Objective: Walking balance is essential for daily life, especially for people recovering from a stroke. The Functional Gait Assessment (FGA) is a tool commonly used to assess walking stability and predict the risk of falls. However, its reliability and validity in community-dwelling stroke survivors were not well-studied. This study is to investigate the psychometric properties of FGA in people with stroke.
Methods: Sixty-three people with stroke and thirty healthy older adults were recruited to this cross-sectional study. FGA, Fugl-Meyer Assessment Lower Extremity (FMA-LE), Ankle Muscle Strength Test, Montreal Cognitive Assessment (MoCA), Limit of Stability (LOS), Berg Balance Scale (BBS), Foot and Ankle Ability Measure (FAAM), Oxford Participation and Activities Questionnaire (Ox-PAQ), The 12-items Short Form Health Survey (SF-12) were assessed in a randomized order on day 1 and day 2. Healthy subjects only participated in the FGA assessment on day 1.
Results: The FGA score demonstrated excellent inter-rater reliability (ICC = 0.94) and good test-retest reliability (ICC = 0.85) in people with stroke.

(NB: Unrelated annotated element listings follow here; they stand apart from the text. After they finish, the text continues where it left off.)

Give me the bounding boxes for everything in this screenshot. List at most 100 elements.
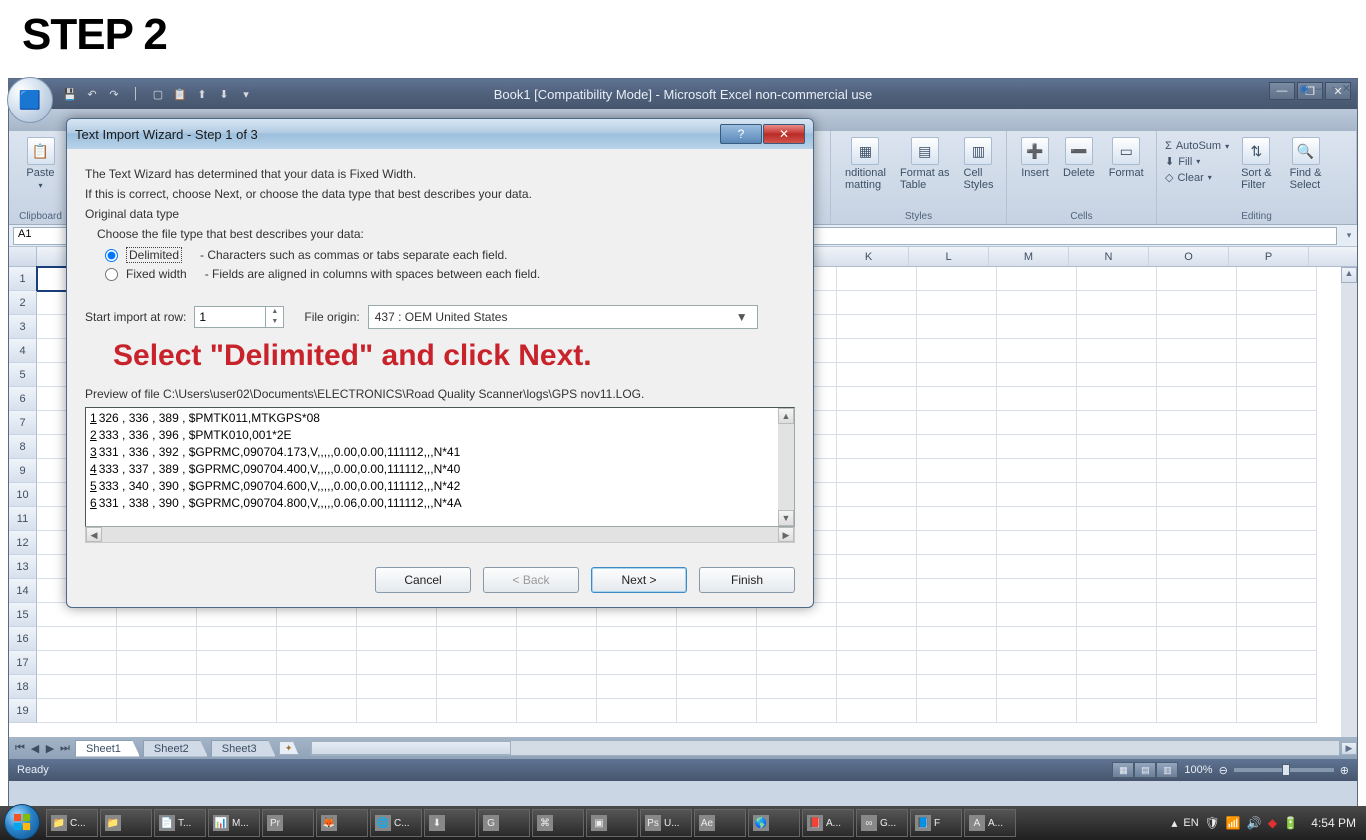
grid-vscroll[interactable]: ▲	[1341, 267, 1357, 737]
minimize-button[interactable]: —	[1269, 82, 1295, 100]
cell[interactable]	[917, 291, 997, 315]
file-origin-select[interactable]: 437 : OEM United States ▼	[368, 305, 758, 329]
cell[interactable]	[997, 699, 1077, 723]
cell[interactable]	[37, 699, 117, 723]
battery-icon[interactable]: 🔋	[1283, 816, 1298, 830]
view-layout-button[interactable]: ▤	[1134, 762, 1156, 778]
cell[interactable]	[277, 675, 357, 699]
cell[interactable]	[997, 291, 1077, 315]
preview-scroll-right-icon[interactable]: ▶	[778, 527, 794, 542]
cell[interactable]	[117, 699, 197, 723]
cell[interactable]	[1157, 555, 1237, 579]
cell[interactable]	[677, 627, 757, 651]
cell[interactable]	[917, 411, 997, 435]
taskbar-item[interactable]: ▣	[586, 809, 638, 837]
insert-sheet-button[interactable]: ✦	[279, 741, 299, 755]
cell[interactable]	[1077, 339, 1157, 363]
taskbar-item[interactable]: 📊M...	[208, 809, 260, 837]
delimited-radio[interactable]	[105, 249, 118, 262]
cell[interactable]	[997, 627, 1077, 651]
cell[interactable]	[917, 699, 997, 723]
taskbar-item[interactable]: ∞G...	[856, 809, 908, 837]
cell[interactable]	[1157, 675, 1237, 699]
cell[interactable]	[1157, 579, 1237, 603]
cell[interactable]	[1237, 315, 1317, 339]
cell[interactable]	[517, 627, 597, 651]
taskbar-item[interactable]: ⬇	[424, 809, 476, 837]
cell[interactable]	[1237, 675, 1317, 699]
cell[interactable]	[837, 483, 917, 507]
cell[interactable]	[117, 627, 197, 651]
cell[interactable]	[1077, 291, 1157, 315]
clock[interactable]: 4:54 PM	[1304, 816, 1356, 830]
sort-filter-button[interactable]: ⇅Sort & Filter	[1235, 135, 1278, 193]
spinner-up-icon[interactable]: ▲	[265, 307, 283, 317]
cell[interactable]	[1077, 435, 1157, 459]
cell[interactable]	[197, 675, 277, 699]
preview-scroll-down-icon[interactable]: ▼	[778, 510, 794, 526]
tab-sheet2[interactable]: Sheet2	[143, 740, 208, 757]
row-header[interactable]: 5	[9, 363, 37, 387]
cell[interactable]	[1157, 459, 1237, 483]
cell[interactable]	[1157, 507, 1237, 531]
redo-icon[interactable]: ↷	[105, 85, 123, 103]
row-header[interactable]: 17	[9, 651, 37, 675]
cell[interactable]	[1157, 435, 1237, 459]
cell[interactable]	[997, 315, 1077, 339]
cell[interactable]	[917, 363, 997, 387]
fixed-width-label[interactable]: Fixed width	[126, 267, 187, 281]
cell[interactable]	[677, 699, 757, 723]
cell[interactable]	[1157, 291, 1237, 315]
cell[interactable]	[1077, 555, 1157, 579]
cell[interactable]	[1077, 579, 1157, 603]
zoom-thumb[interactable]	[1282, 764, 1290, 776]
cell[interactable]	[917, 435, 997, 459]
view-break-button[interactable]: ▥	[1156, 762, 1178, 778]
cell[interactable]	[917, 267, 997, 291]
cell[interactable]	[1157, 267, 1237, 291]
finish-button[interactable]: Finish	[699, 567, 795, 593]
cell[interactable]	[1237, 651, 1317, 675]
cell[interactable]	[1157, 411, 1237, 435]
row-header[interactable]: 2	[9, 291, 37, 315]
preview-scroll-up-icon[interactable]: ▲	[778, 408, 794, 424]
cell[interactable]	[1157, 627, 1237, 651]
cell[interactable]	[917, 339, 997, 363]
cell[interactable]	[37, 675, 117, 699]
cell[interactable]	[1237, 363, 1317, 387]
cell[interactable]	[837, 507, 917, 531]
cell[interactable]	[277, 699, 357, 723]
cell[interactable]	[437, 675, 517, 699]
cell[interactable]	[917, 507, 997, 531]
cell[interactable]	[837, 315, 917, 339]
cell[interactable]	[437, 699, 517, 723]
tab-next-icon[interactable]: ▶	[43, 742, 57, 755]
dialog-close-button[interactable]: ✕	[763, 124, 805, 144]
cell[interactable]	[1157, 699, 1237, 723]
preview-hscroll[interactable]: ◀ ▶	[85, 527, 795, 543]
language-indicator[interactable]: EN	[1183, 817, 1198, 829]
cell[interactable]	[837, 411, 917, 435]
tab-sheet1[interactable]: Sheet1	[75, 740, 140, 757]
cell[interactable]	[997, 339, 1077, 363]
tray-icon-1[interactable]: 🛡	[1205, 816, 1220, 830]
cell[interactable]	[677, 651, 757, 675]
fill-button[interactable]: ⬇Fill▾	[1165, 154, 1229, 169]
cell[interactable]	[837, 627, 917, 651]
column-header[interactable]: O	[1149, 247, 1229, 266]
tab-prev-icon[interactable]: ◀	[28, 742, 42, 755]
scroll-up-icon[interactable]: ▲	[1341, 267, 1357, 283]
cell[interactable]	[1237, 291, 1317, 315]
row-header[interactable]: 3	[9, 315, 37, 339]
sort-asc-icon[interactable]: ⬆	[193, 85, 211, 103]
cell[interactable]	[1237, 603, 1317, 627]
cell[interactable]	[1157, 387, 1237, 411]
cell[interactable]	[917, 387, 997, 411]
cell[interactable]	[837, 339, 917, 363]
cell[interactable]	[837, 651, 917, 675]
spinner-down-icon[interactable]: ▼	[265, 317, 283, 327]
cell[interactable]	[1237, 459, 1317, 483]
taskbar-item[interactable]: AA...	[964, 809, 1016, 837]
cell[interactable]	[197, 627, 277, 651]
cell[interactable]	[837, 531, 917, 555]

The SEM and MDC of the FGA score were 1.81 and 5.02, respectively. Significant correlations were found between FGA and FMA-LE, ankle strength, BBS, LOS, and FAAM (p < 0.05). The Bland-Altman plots indicated a mean difference of 0.71 with 95% limit of agreement (95%LOA) ranging from - 3.60 to 5.03 for the inter-rater measurements. An optimal cut-off point of ≥ 20 was identified, with lower scores indicating greater gait and balance impairment, effectively differentiating people with stroke from healthy adults.
Conclusion: FGA is a sensitive, reliable, and efficient tool for assessing gait and balance in people with stroke.